We use Amazon Web Services (AWS) to store your data, which is considered the gold-standard for secure data storage. All data is stored in UK based datacenters, served over HTTPS / SSL and fully encrypted in transit and at rest, including all file uploads.
We use a symmetric algorithm based on Advanced Encryption Standard (AES) in Galois Counter Mode (GCM) with 256-bit keys, an industry standard for secure encryption.
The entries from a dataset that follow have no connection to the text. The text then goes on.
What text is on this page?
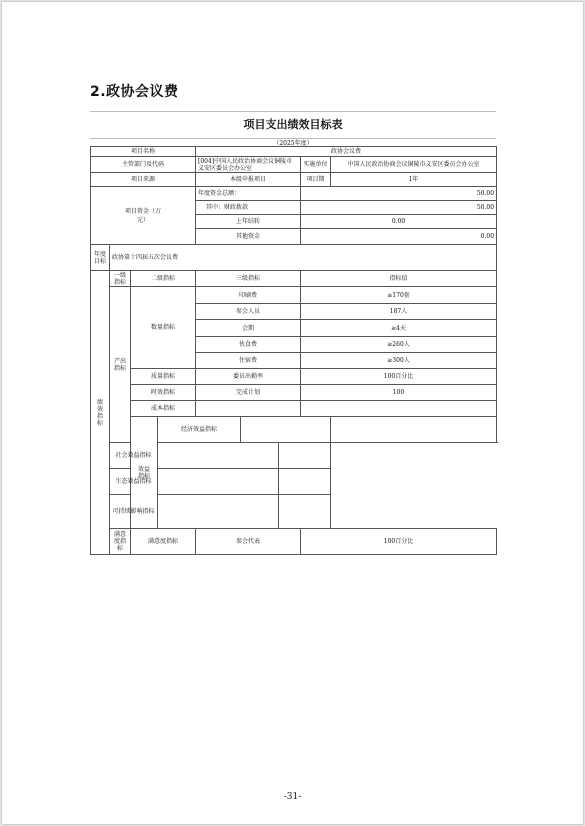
2.政协会议费
项目支出绩效目标表
（2025年度）
项目名称				政协会议费				
主管部门及代码				[004]中国人民政治协商会议铜陵市义安区委员会办公室			实施单位	中国人民政治协商会议铜陵市义安区委员会办公室
项目来源				本级申报项目			项目期	1年

项目资金（万元）				年度资金总额：			50.00	
				其中：财政拨款			50.00	
				上年结转			0.00	
				其他资金			0.00	

年度目标	政协第十四届五次会议费							

绩效指标	一级指标	二级指标		三级指标			指标值	

	产出指标	数量指标		印刷费			≥170套	
				参会人员			187人	
				会期			≥4天	
				伙食费			≥260人	
				住宿费			≥300人	
		质量指标		委员出勤率			100百分比	
		时效指标		完成计划			100	
		成本指标						

		效益指标	经济效益指标					
	社会效益指标							
	生态效益指标							
	可持续影响指标							

	满意度指标	满意度指标		参会代表			100百分比	
-31-
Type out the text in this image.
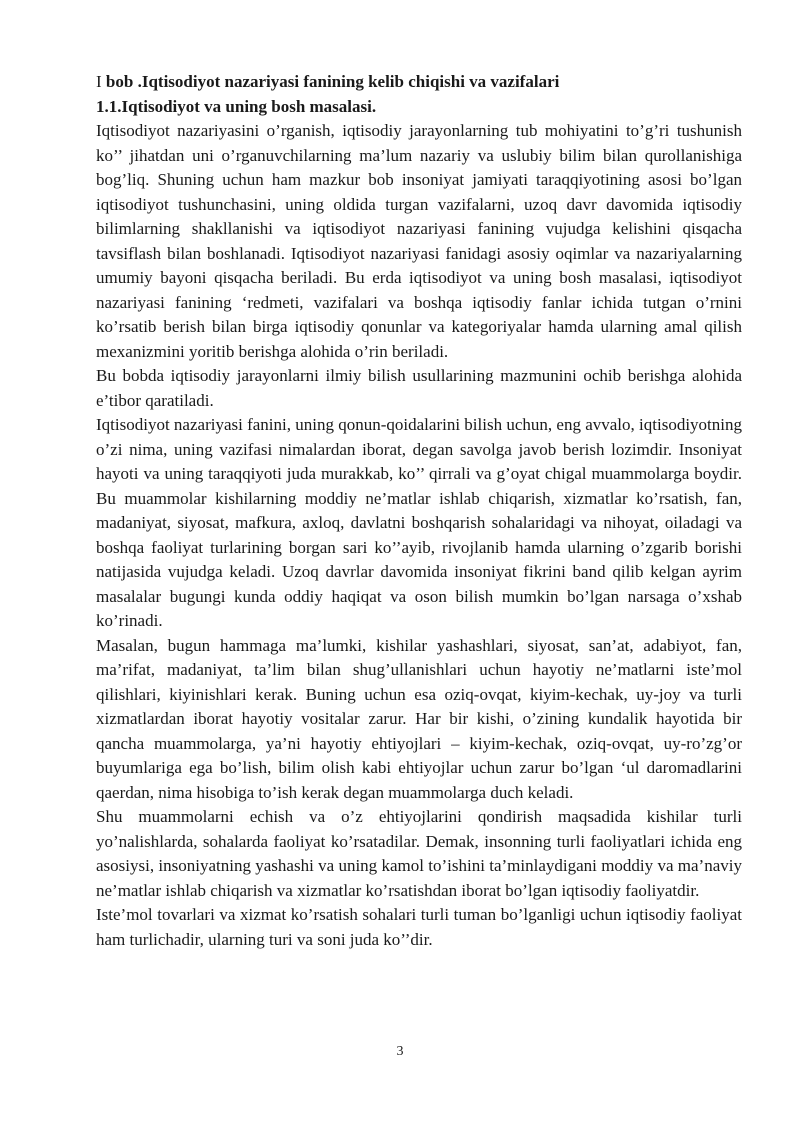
I bob .Iqtisodiyot nazariyasi fanining kelib chiqishi va vazifalari

1.1.Iqtisodiyot va uning bosh masalasi.

Iqtisodiyot nazariyasini o’rganish, iqtisodiy jarayonlarning tub mohiyatini to’g’ri tushunish ko’’ jihatdan uni o’rganuvchilarning ma’lum nazariy va uslubiy bilim bilan qurollanishiga bog’liq. Shuning uchun ham mazkur bob insoniyat jamiyati taraqqiyotining asosi bo’lgan iqtisodiyot tushunchasini, uning oldida turgan vazifalarni, uzoq davr davomida iqtisodiy bilimlarning shakllanishi va iqtisodiyot nazariyasi fanining vujudga kelishini qisqacha tavsiflash bilan boshlanadi. Iqtisodiyot nazariyasi fanidagi asosiy oqimlar va nazariyalarning umumiy bayoni qisqacha beriladi. Bu erda iqtisodiyot va uning bosh masalasi, iqtisodiyot nazariyasi fanining ‘redmeti, vazifalari va boshqa iqtisodiy fanlar ichida tutgan o’rnini ko’rsatib berish bilan birga iqtisodiy qonunlar va kategoriyalar hamda ularning amal qilish mexanizmini yoritib berishga alohida o’rin beriladi.

Bu bobda iqtisodiy jarayonlarni ilmiy bilish usullarining mazmunini ochib berishga alohida e’tibor qaratiladi.

Iqtisodiyot nazariyasi fanini, uning qonun-qoidalarini bilish uchun, eng avvalo, iqtisodiyotning o’zi nima, uning vazifasi nimalardan iborat, degan savolga javob berish lozimdir. Insoniyat hayoti va uning taraqqiyoti juda murakkab, ko’’ qirrali va g’oyat chigal muammolarga boydir. Bu muammolar kishilarning moddiy ne’matlar ishlab chiqarish, xizmatlar ko’rsatish, fan, madaniyat, siyosat, mafkura, axloq, davlatni boshqarish sohalaridagi va nihoyat, oiladagi va boshqa faoliyat turlarining borgan sari ko’’ayib, rivojlanib hamda ularning o’zgarib borishi natijasida vujudga keladi. Uzoq davrlar davomida insoniyat fikrini band qilib kelgan ayrim masalalar bugungi kunda oddiy haqiqat va oson bilish mumkin bo’lgan narsaga o’xshab ko’rinadi.

Masalan, bugun hammaga ma’lumki, kishilar yashashlari, siyosat, san’at, adabiyot, fan, ma’rifat, madaniyat, ta’lim bilan shug’ullanishlari uchun hayotiy ne’matlarni iste’mol qilishlari, kiyinishlari kerak. Buning uchun esa oziq-ovqat, kiyim-kechak, uy-joy va turli xizmatlardan iborat hayotiy vositalar zarur. Har bir kishi, o’zining kundalik hayotida bir qancha muammolarga, ya’ni hayotiy ehtiyojlari – kiyim-kechak, oziq-ovqat, uy-ro’zg’or buyumlariga ega bo’lish, bilim olish kabi ehtiyojlar uchun zarur bo’lgan ‘ul daromadlarini qaerdan, nima hisobiga to’ish kerak degan muammolarga duch keladi.

Shu muammolarni echish va o’z ehtiyojlarini qondirish maqsadida kishilar turli yo’nalishlarda, sohalarda faoliyat ko’rsatadilar. Demak, insonning turli faoliyatlari ichida eng asosiysi, insoniyatning yashashi va uning kamol to’ishini ta’minlaydigani moddiy va ma’naviy ne’matlar ishlab chiqarish va xizmatlar ko’rsatishdan iborat bo’lgan iqtisodiy faoliyatdir.

Iste’mol tovarlari va xizmat ko’rsatish sohalari turli tuman bo’lganligi uchun iqtisodiy faoliyat ham turlichadir, ularning turi va soni juda ko’’dir.

3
Database access keys are secured in hardware security modules (HSMs) providing the same AES-256-GCM encryption with physical military grade security.
Our platform is regularly penetration tested via the Immuniweb platform, and we have significant audit trailing to preserve any changes to data.
All our front end applications and APIs sit behind WAFs (Web Application Firewalls) to filter malicious traffic
We have strict CSP (Content Security Policy) and strict-transport-security headers, and API Access is restricted via CORS (Cross Origin Resource Sharing). Kinvault is also on the HSTS preload list, so can not be served without HTTPS on modern browsers.
We have Multifactor Authentication (also known as MFA or 2FA) in place, allowing for TOTP (via an authenticator app on your phone) or SMS/Email as a backup.
Accessing your confidential data after your death requires an identity check and a valid death certificate, unless you’ve explicitly told us to release information earlier.
We never share any of your data with 3rd parties without your express permission. All data changes are fully logged.